Originally published in British Vogue, “The Courtship of Mr. Lyon” is one of the nine pieces contained in The Bloody Chamber and Other Stories (1979), Angela Carter’s feminist rewriting of traditional fairy tales. In particular, “The Courtship of Mr. Lyon” is based on Madame Leprince de Beaumont’s “Beauty and the Beast,” which Carter had already translated and edited for her volume Sleeping Beauty and Other Favourite Fairy Tales in 1982. Some critics have therefore seen The Bloody Chamber as Carter’s commentary on her own previous work, and Carter herself has emphasized the metanarrative aspect of this collection by describing it as “a book of stories about fairy stories.”
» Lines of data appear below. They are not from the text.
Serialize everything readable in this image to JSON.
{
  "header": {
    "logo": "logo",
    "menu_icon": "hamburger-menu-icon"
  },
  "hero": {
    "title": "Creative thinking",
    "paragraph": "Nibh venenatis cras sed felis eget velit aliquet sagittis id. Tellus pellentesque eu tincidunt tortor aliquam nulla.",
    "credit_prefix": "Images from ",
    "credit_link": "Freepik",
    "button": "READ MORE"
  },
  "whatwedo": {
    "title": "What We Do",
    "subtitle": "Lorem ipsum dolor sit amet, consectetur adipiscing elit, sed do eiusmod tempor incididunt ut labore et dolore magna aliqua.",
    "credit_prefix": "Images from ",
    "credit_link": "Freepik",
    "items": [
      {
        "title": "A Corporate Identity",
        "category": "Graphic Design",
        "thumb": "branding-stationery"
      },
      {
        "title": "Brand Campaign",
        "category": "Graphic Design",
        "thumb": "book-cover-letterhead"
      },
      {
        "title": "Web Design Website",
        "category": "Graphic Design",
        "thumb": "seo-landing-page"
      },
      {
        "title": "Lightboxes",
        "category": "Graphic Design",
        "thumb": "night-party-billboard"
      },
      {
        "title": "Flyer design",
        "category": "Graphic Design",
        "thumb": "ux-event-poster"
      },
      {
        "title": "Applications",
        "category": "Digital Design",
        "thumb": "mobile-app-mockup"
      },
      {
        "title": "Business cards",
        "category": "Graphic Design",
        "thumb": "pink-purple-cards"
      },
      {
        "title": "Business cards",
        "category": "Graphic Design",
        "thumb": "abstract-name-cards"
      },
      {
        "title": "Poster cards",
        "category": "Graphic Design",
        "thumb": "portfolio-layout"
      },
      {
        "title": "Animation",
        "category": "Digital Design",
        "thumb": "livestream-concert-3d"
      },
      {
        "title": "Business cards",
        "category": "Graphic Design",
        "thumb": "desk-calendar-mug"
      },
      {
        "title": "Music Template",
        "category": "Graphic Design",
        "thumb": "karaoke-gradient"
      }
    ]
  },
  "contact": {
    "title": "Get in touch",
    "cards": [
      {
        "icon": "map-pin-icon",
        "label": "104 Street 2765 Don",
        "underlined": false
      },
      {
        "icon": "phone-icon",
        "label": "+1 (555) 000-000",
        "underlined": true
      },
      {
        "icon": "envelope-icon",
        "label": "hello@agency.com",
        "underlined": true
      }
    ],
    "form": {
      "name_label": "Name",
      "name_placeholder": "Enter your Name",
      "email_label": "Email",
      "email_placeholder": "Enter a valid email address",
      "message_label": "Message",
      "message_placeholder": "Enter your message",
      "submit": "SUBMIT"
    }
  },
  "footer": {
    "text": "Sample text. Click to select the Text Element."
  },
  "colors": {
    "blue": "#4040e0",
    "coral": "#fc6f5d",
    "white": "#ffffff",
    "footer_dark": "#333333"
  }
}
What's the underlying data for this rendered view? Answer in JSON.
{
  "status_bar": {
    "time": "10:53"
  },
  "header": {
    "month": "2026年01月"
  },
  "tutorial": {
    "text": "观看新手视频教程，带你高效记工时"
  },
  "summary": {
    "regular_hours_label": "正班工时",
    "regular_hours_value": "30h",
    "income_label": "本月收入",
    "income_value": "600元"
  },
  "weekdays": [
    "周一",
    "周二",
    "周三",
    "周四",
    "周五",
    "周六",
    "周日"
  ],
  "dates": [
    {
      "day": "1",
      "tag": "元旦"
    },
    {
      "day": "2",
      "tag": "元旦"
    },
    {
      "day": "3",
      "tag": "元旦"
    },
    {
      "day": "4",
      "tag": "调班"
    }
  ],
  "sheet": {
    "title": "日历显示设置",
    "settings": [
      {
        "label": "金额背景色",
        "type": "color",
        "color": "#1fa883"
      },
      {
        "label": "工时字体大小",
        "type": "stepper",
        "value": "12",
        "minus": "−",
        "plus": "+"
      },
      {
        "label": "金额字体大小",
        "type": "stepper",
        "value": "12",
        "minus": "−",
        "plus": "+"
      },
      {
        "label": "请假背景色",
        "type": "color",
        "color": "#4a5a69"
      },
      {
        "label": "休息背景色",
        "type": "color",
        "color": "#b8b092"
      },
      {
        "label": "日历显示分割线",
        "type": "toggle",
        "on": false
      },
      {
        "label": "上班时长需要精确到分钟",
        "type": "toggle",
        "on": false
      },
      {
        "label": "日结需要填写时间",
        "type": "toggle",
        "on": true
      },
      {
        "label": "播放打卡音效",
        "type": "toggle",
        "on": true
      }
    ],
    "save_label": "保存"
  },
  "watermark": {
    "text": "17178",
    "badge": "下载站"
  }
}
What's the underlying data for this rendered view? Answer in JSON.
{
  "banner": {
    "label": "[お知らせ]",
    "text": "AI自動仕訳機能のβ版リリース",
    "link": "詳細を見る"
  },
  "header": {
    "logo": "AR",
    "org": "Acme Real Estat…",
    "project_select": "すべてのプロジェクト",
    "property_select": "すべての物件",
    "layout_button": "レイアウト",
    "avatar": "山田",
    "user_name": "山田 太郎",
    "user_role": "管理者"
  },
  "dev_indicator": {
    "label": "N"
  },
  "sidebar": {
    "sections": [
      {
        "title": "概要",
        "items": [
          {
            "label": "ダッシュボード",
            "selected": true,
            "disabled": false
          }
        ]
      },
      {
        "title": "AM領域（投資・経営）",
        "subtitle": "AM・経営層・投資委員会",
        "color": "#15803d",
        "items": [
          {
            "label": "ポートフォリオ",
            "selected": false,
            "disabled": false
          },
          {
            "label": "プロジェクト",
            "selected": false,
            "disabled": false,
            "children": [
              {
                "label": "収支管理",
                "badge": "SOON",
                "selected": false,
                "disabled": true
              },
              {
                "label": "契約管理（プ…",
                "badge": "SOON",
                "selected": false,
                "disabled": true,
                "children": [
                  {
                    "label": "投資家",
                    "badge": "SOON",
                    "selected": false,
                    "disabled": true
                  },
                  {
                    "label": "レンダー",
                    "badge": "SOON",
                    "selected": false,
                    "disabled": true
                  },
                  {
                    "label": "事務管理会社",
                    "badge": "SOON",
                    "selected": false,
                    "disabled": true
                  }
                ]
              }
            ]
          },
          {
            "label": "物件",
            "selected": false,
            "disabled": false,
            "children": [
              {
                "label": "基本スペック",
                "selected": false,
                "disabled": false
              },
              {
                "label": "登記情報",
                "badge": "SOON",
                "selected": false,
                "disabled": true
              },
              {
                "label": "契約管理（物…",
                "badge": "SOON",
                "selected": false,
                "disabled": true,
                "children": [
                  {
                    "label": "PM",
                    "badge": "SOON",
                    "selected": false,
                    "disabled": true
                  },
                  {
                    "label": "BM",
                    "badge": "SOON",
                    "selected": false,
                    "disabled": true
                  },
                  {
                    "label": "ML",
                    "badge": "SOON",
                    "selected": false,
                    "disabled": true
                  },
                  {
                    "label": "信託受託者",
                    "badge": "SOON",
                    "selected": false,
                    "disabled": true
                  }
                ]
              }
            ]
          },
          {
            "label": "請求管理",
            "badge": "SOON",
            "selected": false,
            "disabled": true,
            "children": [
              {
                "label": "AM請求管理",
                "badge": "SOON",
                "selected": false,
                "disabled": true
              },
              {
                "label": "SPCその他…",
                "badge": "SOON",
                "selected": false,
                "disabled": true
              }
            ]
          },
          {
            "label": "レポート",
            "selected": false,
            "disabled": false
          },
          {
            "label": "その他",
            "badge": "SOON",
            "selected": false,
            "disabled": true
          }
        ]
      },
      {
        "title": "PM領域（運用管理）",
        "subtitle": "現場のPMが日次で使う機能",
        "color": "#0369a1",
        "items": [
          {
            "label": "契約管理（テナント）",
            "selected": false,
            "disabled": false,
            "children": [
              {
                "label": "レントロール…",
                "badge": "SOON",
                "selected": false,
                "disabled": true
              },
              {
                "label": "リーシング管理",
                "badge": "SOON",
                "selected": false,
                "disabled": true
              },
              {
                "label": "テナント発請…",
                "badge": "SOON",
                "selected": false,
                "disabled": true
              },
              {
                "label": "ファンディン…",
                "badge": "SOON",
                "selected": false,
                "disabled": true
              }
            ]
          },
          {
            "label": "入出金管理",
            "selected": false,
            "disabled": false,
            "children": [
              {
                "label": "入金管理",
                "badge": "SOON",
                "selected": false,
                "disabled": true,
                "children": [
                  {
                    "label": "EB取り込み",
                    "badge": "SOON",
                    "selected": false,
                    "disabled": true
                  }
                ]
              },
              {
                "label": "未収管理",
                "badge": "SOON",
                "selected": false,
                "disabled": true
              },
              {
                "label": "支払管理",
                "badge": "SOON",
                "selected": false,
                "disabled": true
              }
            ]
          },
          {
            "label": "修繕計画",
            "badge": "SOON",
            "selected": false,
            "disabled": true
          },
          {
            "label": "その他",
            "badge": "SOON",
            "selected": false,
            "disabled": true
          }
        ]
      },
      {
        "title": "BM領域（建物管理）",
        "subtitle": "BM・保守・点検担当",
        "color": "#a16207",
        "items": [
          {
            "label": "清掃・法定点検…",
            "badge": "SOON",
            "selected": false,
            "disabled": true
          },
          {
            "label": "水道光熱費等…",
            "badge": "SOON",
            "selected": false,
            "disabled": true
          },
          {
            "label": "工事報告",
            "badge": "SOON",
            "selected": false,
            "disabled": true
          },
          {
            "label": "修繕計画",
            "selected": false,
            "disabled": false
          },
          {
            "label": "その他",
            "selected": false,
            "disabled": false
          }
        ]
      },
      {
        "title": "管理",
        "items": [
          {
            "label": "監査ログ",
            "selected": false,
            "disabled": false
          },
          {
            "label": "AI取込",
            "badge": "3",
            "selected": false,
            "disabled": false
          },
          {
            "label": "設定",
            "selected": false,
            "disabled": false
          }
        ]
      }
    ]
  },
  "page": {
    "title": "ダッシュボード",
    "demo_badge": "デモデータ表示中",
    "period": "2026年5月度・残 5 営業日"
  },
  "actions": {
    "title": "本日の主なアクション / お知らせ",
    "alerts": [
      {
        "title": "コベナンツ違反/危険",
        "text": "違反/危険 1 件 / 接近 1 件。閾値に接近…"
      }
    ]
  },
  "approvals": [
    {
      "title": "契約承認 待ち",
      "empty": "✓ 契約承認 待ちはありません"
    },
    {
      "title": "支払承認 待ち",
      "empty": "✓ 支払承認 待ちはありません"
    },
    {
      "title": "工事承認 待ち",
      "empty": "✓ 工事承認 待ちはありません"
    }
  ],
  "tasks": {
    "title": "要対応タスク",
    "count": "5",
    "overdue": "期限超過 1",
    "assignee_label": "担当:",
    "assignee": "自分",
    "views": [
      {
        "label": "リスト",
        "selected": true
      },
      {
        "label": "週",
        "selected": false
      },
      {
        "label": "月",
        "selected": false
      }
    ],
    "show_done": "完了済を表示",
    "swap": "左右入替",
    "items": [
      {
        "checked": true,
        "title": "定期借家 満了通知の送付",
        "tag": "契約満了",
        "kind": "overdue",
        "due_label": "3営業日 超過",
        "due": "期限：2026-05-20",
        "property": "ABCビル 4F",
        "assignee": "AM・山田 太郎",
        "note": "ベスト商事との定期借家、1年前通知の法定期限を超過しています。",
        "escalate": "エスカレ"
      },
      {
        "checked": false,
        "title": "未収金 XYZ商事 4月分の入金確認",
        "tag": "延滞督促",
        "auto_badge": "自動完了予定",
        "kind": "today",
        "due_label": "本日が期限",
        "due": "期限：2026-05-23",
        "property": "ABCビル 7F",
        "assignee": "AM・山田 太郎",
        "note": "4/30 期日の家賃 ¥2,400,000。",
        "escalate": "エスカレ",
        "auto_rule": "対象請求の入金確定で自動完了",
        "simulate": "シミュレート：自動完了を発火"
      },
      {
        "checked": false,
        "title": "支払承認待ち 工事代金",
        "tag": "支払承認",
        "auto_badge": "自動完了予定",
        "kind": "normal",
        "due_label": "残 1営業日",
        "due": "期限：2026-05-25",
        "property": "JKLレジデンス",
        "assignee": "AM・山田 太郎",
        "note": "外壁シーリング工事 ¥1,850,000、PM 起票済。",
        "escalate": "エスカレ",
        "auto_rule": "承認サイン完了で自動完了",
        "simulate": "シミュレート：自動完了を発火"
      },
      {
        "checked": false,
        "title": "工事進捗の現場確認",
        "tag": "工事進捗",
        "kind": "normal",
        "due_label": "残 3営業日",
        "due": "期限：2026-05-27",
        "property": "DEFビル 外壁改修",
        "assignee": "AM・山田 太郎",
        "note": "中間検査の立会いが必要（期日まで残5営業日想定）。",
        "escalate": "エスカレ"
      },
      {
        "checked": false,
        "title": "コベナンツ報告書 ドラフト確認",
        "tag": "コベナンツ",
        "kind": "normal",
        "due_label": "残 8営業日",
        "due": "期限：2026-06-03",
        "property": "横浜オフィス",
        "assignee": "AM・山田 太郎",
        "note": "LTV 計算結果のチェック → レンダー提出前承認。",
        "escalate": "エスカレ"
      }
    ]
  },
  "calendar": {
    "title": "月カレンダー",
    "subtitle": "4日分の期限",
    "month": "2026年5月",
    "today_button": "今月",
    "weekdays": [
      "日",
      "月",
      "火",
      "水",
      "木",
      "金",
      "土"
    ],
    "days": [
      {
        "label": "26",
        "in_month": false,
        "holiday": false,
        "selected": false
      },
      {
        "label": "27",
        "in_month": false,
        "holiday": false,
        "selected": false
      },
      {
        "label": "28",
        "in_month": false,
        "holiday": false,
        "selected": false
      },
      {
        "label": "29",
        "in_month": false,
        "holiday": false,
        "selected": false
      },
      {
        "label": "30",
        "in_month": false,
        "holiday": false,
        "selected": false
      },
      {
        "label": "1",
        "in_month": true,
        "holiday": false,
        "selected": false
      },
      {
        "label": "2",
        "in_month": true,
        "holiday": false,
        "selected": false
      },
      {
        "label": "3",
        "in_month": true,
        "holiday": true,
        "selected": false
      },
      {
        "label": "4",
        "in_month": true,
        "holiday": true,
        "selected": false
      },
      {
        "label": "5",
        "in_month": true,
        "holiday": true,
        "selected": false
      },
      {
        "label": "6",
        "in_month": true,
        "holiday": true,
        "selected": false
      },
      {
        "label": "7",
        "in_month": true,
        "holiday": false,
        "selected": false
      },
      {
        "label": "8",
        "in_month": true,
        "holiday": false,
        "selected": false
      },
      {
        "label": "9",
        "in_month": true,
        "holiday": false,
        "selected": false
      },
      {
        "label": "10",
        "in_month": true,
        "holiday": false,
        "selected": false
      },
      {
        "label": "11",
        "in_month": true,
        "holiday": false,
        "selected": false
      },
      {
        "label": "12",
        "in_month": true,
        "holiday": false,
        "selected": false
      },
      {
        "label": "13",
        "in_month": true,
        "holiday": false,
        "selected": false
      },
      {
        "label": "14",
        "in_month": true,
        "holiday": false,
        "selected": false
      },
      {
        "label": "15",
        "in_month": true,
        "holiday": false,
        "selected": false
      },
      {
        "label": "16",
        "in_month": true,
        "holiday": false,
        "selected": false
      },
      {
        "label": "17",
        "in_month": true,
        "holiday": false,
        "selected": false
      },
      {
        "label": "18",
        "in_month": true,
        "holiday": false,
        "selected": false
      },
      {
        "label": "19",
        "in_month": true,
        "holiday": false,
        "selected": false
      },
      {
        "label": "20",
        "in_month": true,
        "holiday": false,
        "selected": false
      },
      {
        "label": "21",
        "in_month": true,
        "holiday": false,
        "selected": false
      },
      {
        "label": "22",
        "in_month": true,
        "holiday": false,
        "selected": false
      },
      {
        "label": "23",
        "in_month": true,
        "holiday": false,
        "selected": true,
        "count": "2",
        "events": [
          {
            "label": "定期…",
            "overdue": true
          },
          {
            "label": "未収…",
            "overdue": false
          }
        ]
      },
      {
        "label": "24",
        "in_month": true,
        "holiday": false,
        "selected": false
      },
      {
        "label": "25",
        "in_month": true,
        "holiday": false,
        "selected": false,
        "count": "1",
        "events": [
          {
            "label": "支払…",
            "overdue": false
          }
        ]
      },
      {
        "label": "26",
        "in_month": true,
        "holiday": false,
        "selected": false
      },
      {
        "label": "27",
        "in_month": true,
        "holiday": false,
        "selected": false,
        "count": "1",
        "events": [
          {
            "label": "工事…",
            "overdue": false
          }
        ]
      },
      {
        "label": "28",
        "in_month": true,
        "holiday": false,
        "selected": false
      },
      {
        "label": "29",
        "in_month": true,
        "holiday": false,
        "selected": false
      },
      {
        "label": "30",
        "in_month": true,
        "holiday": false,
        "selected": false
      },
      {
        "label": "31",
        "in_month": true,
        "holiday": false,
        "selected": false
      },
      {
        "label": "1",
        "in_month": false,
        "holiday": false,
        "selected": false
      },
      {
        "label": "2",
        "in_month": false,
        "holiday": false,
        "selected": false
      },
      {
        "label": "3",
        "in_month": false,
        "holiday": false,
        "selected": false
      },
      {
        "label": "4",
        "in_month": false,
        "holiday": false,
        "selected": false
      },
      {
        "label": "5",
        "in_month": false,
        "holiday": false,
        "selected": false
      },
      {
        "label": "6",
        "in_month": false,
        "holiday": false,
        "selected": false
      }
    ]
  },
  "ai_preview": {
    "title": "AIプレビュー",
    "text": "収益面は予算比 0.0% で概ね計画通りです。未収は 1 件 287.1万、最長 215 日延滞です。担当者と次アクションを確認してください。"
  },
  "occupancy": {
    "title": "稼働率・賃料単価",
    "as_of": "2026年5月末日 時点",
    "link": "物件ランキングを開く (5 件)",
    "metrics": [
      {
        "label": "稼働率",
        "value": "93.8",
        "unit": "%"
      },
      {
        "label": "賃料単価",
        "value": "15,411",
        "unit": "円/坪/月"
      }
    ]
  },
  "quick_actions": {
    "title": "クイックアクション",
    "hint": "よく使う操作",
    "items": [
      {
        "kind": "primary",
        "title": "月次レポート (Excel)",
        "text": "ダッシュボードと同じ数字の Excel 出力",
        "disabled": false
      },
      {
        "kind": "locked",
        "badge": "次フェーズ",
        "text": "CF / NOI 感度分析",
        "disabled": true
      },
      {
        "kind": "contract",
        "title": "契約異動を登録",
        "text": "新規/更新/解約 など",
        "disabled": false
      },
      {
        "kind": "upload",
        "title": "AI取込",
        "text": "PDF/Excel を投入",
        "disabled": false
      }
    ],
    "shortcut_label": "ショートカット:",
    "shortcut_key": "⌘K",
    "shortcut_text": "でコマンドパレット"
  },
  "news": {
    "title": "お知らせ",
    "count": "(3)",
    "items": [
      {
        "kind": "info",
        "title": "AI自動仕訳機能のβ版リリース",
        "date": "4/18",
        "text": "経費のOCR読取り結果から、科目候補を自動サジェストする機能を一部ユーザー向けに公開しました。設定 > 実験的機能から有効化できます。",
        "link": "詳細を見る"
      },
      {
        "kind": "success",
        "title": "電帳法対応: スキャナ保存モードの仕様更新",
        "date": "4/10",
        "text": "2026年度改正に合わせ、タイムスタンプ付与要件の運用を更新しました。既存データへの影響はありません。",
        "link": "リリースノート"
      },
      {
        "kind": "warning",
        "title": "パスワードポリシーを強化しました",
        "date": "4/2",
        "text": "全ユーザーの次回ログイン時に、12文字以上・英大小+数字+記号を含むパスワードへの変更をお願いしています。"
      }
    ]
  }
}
“The Courtship of Mr. Lyon” is one of two rewritings by Carter of “Beauty and the Beast” and, at a first glance, is the most faithful to the original: Beauty’s father is a ruined gentleman who takes temporary shelter in a grand, and apparently empty, mansion, from whose garden he plucks a white rose to take to his daughter as a present. This gesture provokes the sudden appearance and indignation of the owner of the house, the Beast, who can be pacified only by the promise that the thieving trespasser will come back accompanied by his beautiful daughter. Later, in exchange for Beauty’s company, the Beast offers to help restore her father’s fortune; when Beauty finally makes her way back to her father, she forgets her promise to visit the Beast, who begins to languish. Beauty’s providential return and proffer of love not only rescue the Beast from his deathbed but reinstate his human form and trigger the conventional happy ending in the couple’s marriage. In contrast, Carter’s other version of the story, “The Tiger’s Bride,” which immediately follows “The Courtship of Mr. Lyon” in The Bloody Chamber, ends with Beauty’s metamorphosis into a tiger rather than the Beast’s transformation into a prince.
The most superficial difference between “The Courtship of Mr. Lyon” and the original fairy tale is that Carter’s version is set in the modern world, albeit one that is scantily sketched, rather than in the indeterminate past of the “once upon a time.” The Beast is Mr. Lyon, a country gentleman rather than a spellbound prince, and once they have regained their fortune, Beauty and her Father start enjoying the glamour of city life in London. Even more defamiliarizing, within a fairy tale context, is the way Beauty’s father first enters Mr. Lyon’s mansion because of mechanical problems with his car. Similarly, the feeling of suspension of reality that pervades Mr. Lyon’s mansion cannot be ascribed to the magic quality of the fairy-tale setting. Instead, Beauty’s father puts it down to the eccentricity typical of the very rich, for whom the rules of everyday reality do not seem to apply. The materiality of these details emphasizes the patriarchal, capitalist economy of exchange within which Beauty is effectively imprisoned.
This strategy reflects Carter’s rejection of Bruno Bettelheim’s reading of the traditional “Beauty and the Beast” as the story of a girl’s necessary maturation from daughter to bride. Rather, Carter points out how Beauty’s fate is that of a commodity passed on from one master to the next within the patriarchal order. Women’s servility and subjugation to men is further emphasized by the presence of the white (like Beauty) bejeweled spaniel, the only other female creature in the story, whose status seems to hover between that of lady of the house, governess, and prized possession. More overtly, not only does Mr. Lyon demand that Beauty be brought to dinner as compensation for the theft of the white rose (again, Beauty’s own white complexion seems like a fair exchange for the stolen flower), but Beauty herself perceives the extension of her stay with the Beast as the rightful price for the reversal of her father’s fortune. Beauty appears to be incapable of escaping this perverse logic when, at the end of the story, she is once again victim of an emotional blackmail, this time perpetrated by Mr. Lyon rather than her father.
Several critics, however, have pointed out how, even as Carter drops hints about the oppressiveness of patriarchal ideology, Beauty in fact undergoes as positive a metamorphosis as Mr. Lyon does, through the blossoming of their mutual love. Beauty’s selfless commitment to the Beast represents the assumption of responsibility in place of the frivolity and shallowness of life as a spoiled socialite—in which guise she first appears, delighted by the prospect of a shopping expedition to buy, significantly, furs with her father’s money. According to this reading, Beauty renounces the pleasures of the glittering metropolis for the much less glamorous life in the country and the genuine love of what Margaret Atwood describes as a “somewhat tatty dying animal.” Even so, the ending of the story is anticlimactic and ironic: Domesticity is finally represented as tranquillity verging on stasis, even decay, as the closing image of the fallen petals seems to suggest.
Atwood, Margaret. “Running with the Tigers.” In Flesh and the Mirror: Essays on the Art of Angela Carter, edited by Lorna Sage, London: Virago, 117–135. 1994.
Carter, Angela. The Bloody Chamber. 1979. London: Vintage, 1995.